Mostly traveling between developer needs, cloud platforms and bug hunts. Team Player. Jack of all trades (aka T-shaped cloud engineer with focus on architecture)

PCFDev Virtual Machine SSH Login

How to login via ssh to the Pivotal Cloud Foundry (PCFDev) virtual machine on your local linux notebook.

Peter Kern

3-Minute Read

What?

If you start PCFDev on your local machine then a single virtual machine is running on top of host os and provides a subset of the cloud foundry components. For normal use cases it is sufficient to use the web interface and the cf command line for a developer.

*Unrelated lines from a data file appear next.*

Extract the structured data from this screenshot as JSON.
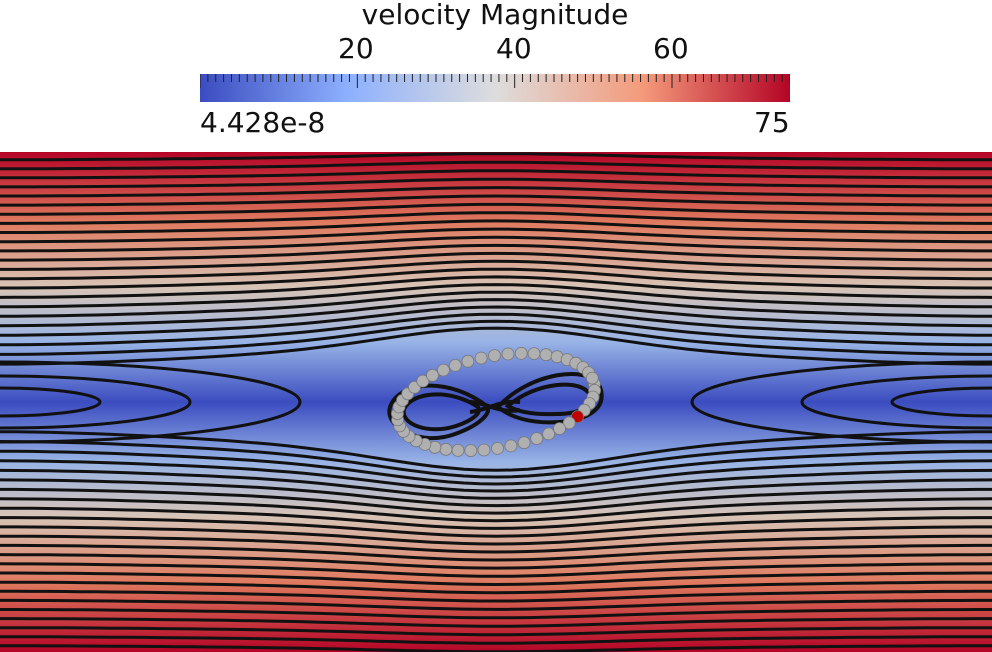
{
  "colorbar": {
    "title": "velocity Magnitude",
    "min_label": "4.428e-8",
    "max_label": "75",
    "min_value": 4.428e-08,
    "max_value": 75,
    "tick_labels": [
      "20",
      "40",
      "60"
    ],
    "tick_values": [
      20,
      40,
      60
    ],
    "colors": [
      "#3b4cc0",
      "#8db0fe",
      "#dddddd",
      "#f49a7b",
      "#b40426"
    ]
  },
  "scene": {
    "streamline_color": "#111111",
    "particle_color": "#b0b0b0",
    "highlight_particle_color": "#c00000"
  }
}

But if want to gain a deeper understanding of cloud foundry then it could be useful to take a look behind the curtains and in to the vm.

Why?

I did not find a single step by step guide which explains how to do a ssh login to pcfdev. So I experimented a little by myself and found a solution. And now I would like to have some feedback if this the way to go. If you know a better solution or if you have a link to the respective docs then it would be cool if you would share your knowledge in the comments.

How?

After the installation of pcfdev you have an additional folder in your home directory called .cfdev

[peter@alastor ~]$ cd ~/.cfdev
[peter@alastor .cfdev]$ ls
analytics  bin  cache  daemons  log  services  state

Find the ssh endpoint

$ curl -k -X GET --url https://api.dev.cfdev.sh/v2/info
{
  "name": "Small Footprint PAS",
  "build": "2.4.4-build.2",
  "support": "https://support.pivotal.io",
  "version": 0,
  "description": "https://docs.pivotal.io/pivotalcf/2-3/pcf-release-notes/runtime-rn.html",
  "authorization_endpoint": "https://login.dev.cfdev.sh",
  "token_endpoint": "https://uaa.dev.cfdev.sh",
  "min_cli_version": "6.23.0",
  "min_recommended_cli_version": "6.23.0",
  "app_ssh_endpoint": "ssh.dev.cfdev.sh:2222",
  "app_ssh_host_key_fingerprint": "7b:35:c2:4c:ed:e7:0b:9b:42:f5:e4:c2:17:e3:10:9a",
  "app_ssh_oauth_client": "ssh-proxy",
  "doppler_logging_endpoint": "wss://doppler.dev.cfdev.sh:443",
  "api_version": "2.125.0",
  "osbapi_version": "2.14",
  "routing_endpoint": "https://api.dev.cfdev.sh/routing"
}

Via the info endpoint you get the address of an ssh server. As far as I understand it is this the ssh server to login to the application and service instances. This adress does not provide access at the vm level.

Since the vm only provides one ip adress for all hostnames *.dev.cfdev.sh it does not matter which hostname you use for your ssh connection as long as you use the standard ssh port and not port 2222.

ssh xyz.dev.cfdev.sh

Unauthorized use is strictly prohibited. All access and activity
is subject to logging and monitoring.
peter@xyz.dev.cfdev.sh: Permission denied (publickey).

It seems like my current user is not allowed to login. In the directory ~/.cfdev/state/bosh/ you can find a private key file for the user jumpbox. Maybe this will work to login.

$ ssh -i .cfdev/state/bosh/jumpbox.key jumpbox@xyz.dev.cfdev.sh -p 22

Unauthorized use is strictly prohibited. All access and activity
is subject to logging and monitoring.

Welcome to Ubuntu 16.04.5 LTS (GNU/Linux 4.14.70-linuxkit x86_64)

 * Documentation:  https://help.ubuntu.com
 * Management:     https://landscape.canonical.com
 * Support:        https://ubuntu.com/advantage

Last login: Sat May 11 19:39:51 UTC 2019 from 192.168.122.1 on pts/0
Last login: Sat May 11 19:50:23 2019 from 192.168.122.1

To run a command as administrator (user "root"), use "sudo <command>".
See "man sudo_root" for details.

bosh/0:~$ 

What a lucky punch. We are logged in as user jumpbox.

What next?

Well I need to understand why this is working the way it works. Any hints?